By Kristen Ellieth Constanza, San José State University
I remember getting letters from immigration and I was, like, oh my God it's actually happening. What if I don't make it? There's always that possibility. Fortunately, it's been such, such a great experience. I just feel very grateful. I'm so very, very grateful. 'Cause it's like finally being able to breathe – Jay, from San Jose de Gracia, Tepatitlán, Jalisco
Latin American migration has dramatically increased since the 1960s, and as the U.S. government has pursued a policy of prevention through deterrence—with military-grade surveillance, high-tech sensors, and barriers--the routes have become more treacherous, resulting in higher levels of danger for migrants. The U.S. has created policies that make it difficult for migrants to cross the border, but individuals still find a way to enter the U.S. The experiences that these individuals encounter are often traumatic, painful, and damaging, but frequently overlooked by the media and ordinary citizens. Beginning in 2016, a renewed political discourse of white nationalism led to xenophobic reactions, including heightened and visible forms of discrimination towards immigrants who were coming to the U.S. It became evident that many news outlets were solemnly painting a negative picture about newcomers. In some cases, the reports were dehumanizing and created a barrier for immigrants. But even in these difficult times, there are many efforts underway that are enabling these men, women, and children to take a stance and tell their own stories.
Illuminating the experiences of border crossings and the subsequent adaptation to a new society is valuable because it gives an opportunity to inform the public, policymakers, and humanitarian organizations about the multifaceted aspects of immigrants’ journeys and experiences in order to design policies that are humane. While living in the U.S., many immigrants face difficulties in navigating their new environment because of their legal status. It becomes difficult to live calmly when a person is in constant fear of detention or deportation.
I come from a family who migrated to the United States from Guatemala in the 1990s, and the transition for my family was anything but easy. My relatives maintained multiple jobs at restaurants, they did custodial work, factory workers and any other odd jobs.

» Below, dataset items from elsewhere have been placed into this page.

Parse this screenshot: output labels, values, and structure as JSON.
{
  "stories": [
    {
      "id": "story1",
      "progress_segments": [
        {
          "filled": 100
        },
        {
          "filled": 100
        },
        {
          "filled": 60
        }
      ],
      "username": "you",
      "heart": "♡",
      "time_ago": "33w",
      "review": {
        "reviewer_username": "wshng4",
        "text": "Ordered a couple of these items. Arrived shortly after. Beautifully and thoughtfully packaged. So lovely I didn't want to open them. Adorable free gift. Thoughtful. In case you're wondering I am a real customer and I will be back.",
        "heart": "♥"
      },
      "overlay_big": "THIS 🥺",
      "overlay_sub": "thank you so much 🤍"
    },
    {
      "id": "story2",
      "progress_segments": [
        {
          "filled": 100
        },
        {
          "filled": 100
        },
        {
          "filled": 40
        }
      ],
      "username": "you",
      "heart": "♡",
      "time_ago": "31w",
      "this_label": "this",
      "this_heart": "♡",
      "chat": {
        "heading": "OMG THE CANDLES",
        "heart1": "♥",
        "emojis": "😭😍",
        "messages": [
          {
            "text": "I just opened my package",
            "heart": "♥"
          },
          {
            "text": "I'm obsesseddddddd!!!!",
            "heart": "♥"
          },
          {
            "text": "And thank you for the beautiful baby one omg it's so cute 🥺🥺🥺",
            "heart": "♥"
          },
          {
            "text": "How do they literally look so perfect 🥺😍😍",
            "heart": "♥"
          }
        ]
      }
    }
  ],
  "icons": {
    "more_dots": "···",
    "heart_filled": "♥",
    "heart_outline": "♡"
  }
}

I witnessed firsthand how hard my parents worked and how they tried to assimilate to a new culture, while also keeping our Guatemalan culture alive.
I developed a collaboration with the East Bay Sanctuary Covenant (EBSC), a non-profit organization based in Berkeley, California, because I knew I wanted to give immigrants a voice and to give them a space where they felt safe to be able to tell their stories. EBSC assists individuals in legal services and provides a community development and educational program. The organization is a resource that gives migrants an opportunity to adjust to a new place. My research will advance anthropological knowledge by documenting the healing and recovery processes of incoming immigrants. Collaborating with EBSC allowed me to team up with the Amplifying Sanctuary Voices team to design a demo exhibit to share the stories and to inform and educate the community. Most importantly, the outcome of the project could have a broader impact, directly improving the lives of migrants by shifting public attitudes.
My deep and abiding commitment in immigrant issues inspired me to apply to the San Jose State University Applied Anthropology master’s degree program to study Latinx migration patterns and how they are constantly changing. I felt that my undergraduate education gave me a strong foundation, but a master’s degree would give me the privilege of putting my work into action. My project documents the experiences that immigrants and refugees go through to reach the U.S and how they are recovering, healing, and adapting in the U.S.
One of my first interviews was with Jay, a twenty-five-year-old male, whom I was introduced to by EBSC staff. Based on our previous encounters, our conversation flowed like we had known each other for years. We walked over to a courtyard and I listened to his story. I learned so much about his short-lived childhood in San Jose de Gracia, a small town in Tepatitlán, Jalisco, his migration story, and how his community has helped him settle in the Bay Area. We finished by him telling me how in the future he wants to achieve a GED to be able to leave his job as a lead clerk at a bathhouse. He believes with a GED he would obtain a better job now that he was granted asylum.
He’s more concerned with helping to change the narrative on migration. He told me that it isn’t going to be easy, but we have to try. My ears perked up and asked him, Is there something you would want to tell the public? With a crack in his voice he expressed I want to tell people that sometimes--like me, for example, I was brought here, I didn't ask. We all have our struggles and we have a reason to come to the country. And we are not all bad people. Just like in any background. Not everybody's bad. And just take a chance on people, you never know, you might get surprised and you know, befriend someone who you never thought you would be friends with.
Witnessing the ups and downs of my parents trying to settle in the Central Valley of California gave me the motivation to learn more, but it’s my eagerness that drives me to understand the different pathways and obstacles that Latinx immigrants go through to reach their ultimate goal. I am forever grateful that EBSC for educating me about the immigration system and to introducing me to the wonderful individuals that let me be a part of their lives.